Proses dekolonisasi mental yang komprehensif memerlukan kesadaran kolektif tentang pentingnya mengubah mindset dari mentalitas inlanders menjadi mentalitas merdeka yang sejati. Hal ini mencakup transformasi dalam cara pandang terhadap jabatan publik dari privilege menjadi pelayanan, serta pergeseran nilai dari feodalisme menuju egalitarianisme.
Warisan kolonial Belanda dalam kehidupan modern Indonesia mencerminkan kompleksitas sejarah bangsa yang tidak dapat diabaikan begitu saja. Dari sistem hukum yang masih bertahan hingga budaya birokrasi yang mengedepankan simbolisme, dari infrastruktur kereta api yang menjadi tulang punggung transportasi hingga kuliner yang telah menjadi bagian identitas nasional, pengaruh Belanda telah terintegrasi dalam berbagai aspek kehidupan masyarakat Indonesia.
Namun, penting untuk memahami bahwa warisan ini bukanlah sesuatu yang harus diterima begitu saja tanpa evaluasi kritis. Seperti yang ditunjukkan oleh fenomena budaya seragam dinas ASN, beberapa warisan kolonial justru bertentangan dengan nilai-nilai kemerdekaan dan demokrași yang dijunjung tinggi oleh bangsa Indonesia.
Ke depannya, Indonesia perlu melakukan dekolonisasi mental yang lebih komprehensif, tidak hanya dalam aspek politik tetapi juga dalam struktur sosial, budaya, dan sistem pemerintahan. Pembelajaran dari negara-negara lain yang berhasil melakukan transformasi pasca-kolonial dapat menjadi inspirasi untuk menciptakan Indonesia yang benar-benar merdeka, tidak hanya secara politik tetapi juga secara mental dan struktural.
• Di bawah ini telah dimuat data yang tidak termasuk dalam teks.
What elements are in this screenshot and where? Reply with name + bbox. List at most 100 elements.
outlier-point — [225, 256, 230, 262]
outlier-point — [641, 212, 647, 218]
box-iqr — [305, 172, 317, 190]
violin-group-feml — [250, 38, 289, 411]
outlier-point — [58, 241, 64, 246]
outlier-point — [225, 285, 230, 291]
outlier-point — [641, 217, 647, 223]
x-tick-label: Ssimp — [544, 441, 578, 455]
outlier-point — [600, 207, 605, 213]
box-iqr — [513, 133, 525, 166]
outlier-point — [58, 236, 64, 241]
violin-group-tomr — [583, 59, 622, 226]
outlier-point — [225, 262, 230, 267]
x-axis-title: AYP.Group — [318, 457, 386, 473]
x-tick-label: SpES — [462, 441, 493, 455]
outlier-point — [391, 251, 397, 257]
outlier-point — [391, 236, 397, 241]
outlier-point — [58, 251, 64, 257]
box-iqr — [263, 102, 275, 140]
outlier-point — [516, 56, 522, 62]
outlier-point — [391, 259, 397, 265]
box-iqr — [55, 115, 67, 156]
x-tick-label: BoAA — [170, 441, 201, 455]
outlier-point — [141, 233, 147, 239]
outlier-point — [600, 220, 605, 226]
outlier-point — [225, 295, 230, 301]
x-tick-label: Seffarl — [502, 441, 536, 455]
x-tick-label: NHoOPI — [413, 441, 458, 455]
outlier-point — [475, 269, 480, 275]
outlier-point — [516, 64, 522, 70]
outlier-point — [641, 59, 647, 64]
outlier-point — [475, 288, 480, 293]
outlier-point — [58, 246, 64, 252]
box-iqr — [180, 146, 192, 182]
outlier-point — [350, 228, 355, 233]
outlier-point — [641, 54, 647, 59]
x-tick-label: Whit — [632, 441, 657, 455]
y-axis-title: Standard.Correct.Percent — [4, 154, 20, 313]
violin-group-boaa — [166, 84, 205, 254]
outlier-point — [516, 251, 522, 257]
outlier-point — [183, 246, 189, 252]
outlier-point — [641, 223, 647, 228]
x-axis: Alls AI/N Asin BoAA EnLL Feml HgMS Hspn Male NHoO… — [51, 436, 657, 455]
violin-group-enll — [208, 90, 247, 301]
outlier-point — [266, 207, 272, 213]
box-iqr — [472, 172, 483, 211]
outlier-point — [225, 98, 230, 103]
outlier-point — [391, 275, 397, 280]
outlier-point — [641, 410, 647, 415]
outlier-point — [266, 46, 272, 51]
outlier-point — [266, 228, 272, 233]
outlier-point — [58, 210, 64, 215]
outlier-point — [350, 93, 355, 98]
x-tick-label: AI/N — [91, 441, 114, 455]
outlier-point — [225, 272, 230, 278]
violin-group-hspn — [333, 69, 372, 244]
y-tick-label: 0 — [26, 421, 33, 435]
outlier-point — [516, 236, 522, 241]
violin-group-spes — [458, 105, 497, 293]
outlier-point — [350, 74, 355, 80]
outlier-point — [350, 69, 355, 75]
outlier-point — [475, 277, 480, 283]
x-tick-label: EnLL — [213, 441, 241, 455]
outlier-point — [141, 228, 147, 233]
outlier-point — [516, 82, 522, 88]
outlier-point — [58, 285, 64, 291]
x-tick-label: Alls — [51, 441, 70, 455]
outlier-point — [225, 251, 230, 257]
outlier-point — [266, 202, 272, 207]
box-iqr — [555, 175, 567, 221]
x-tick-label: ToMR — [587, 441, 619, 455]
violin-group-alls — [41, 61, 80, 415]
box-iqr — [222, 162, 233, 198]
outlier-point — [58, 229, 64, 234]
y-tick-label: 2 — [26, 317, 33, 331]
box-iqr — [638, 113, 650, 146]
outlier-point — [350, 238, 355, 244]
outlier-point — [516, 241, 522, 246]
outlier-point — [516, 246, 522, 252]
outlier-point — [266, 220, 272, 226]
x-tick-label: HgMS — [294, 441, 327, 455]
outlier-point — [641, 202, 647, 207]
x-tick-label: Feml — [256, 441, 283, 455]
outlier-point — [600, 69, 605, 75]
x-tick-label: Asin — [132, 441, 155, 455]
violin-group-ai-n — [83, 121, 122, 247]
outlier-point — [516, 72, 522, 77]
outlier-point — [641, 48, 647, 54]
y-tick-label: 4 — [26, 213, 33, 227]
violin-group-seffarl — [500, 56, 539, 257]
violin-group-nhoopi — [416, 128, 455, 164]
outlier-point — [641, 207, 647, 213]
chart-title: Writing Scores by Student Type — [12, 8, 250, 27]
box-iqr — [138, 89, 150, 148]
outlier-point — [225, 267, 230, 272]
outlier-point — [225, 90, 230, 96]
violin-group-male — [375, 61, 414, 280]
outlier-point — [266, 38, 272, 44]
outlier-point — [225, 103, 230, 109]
Pepatah Prancis “Plus ça change, plus c’est la même chose” tidak harus menjadi kenyataan yang abadi. Dengan kesadaran sejarah yang mendalam dan komitmen untuk perubahan yang substansial, Indonesia dapat mengubah narasi tersebut menjadi “semakin berubah, semakin merdeka” dalam arti yang sesungguhnya.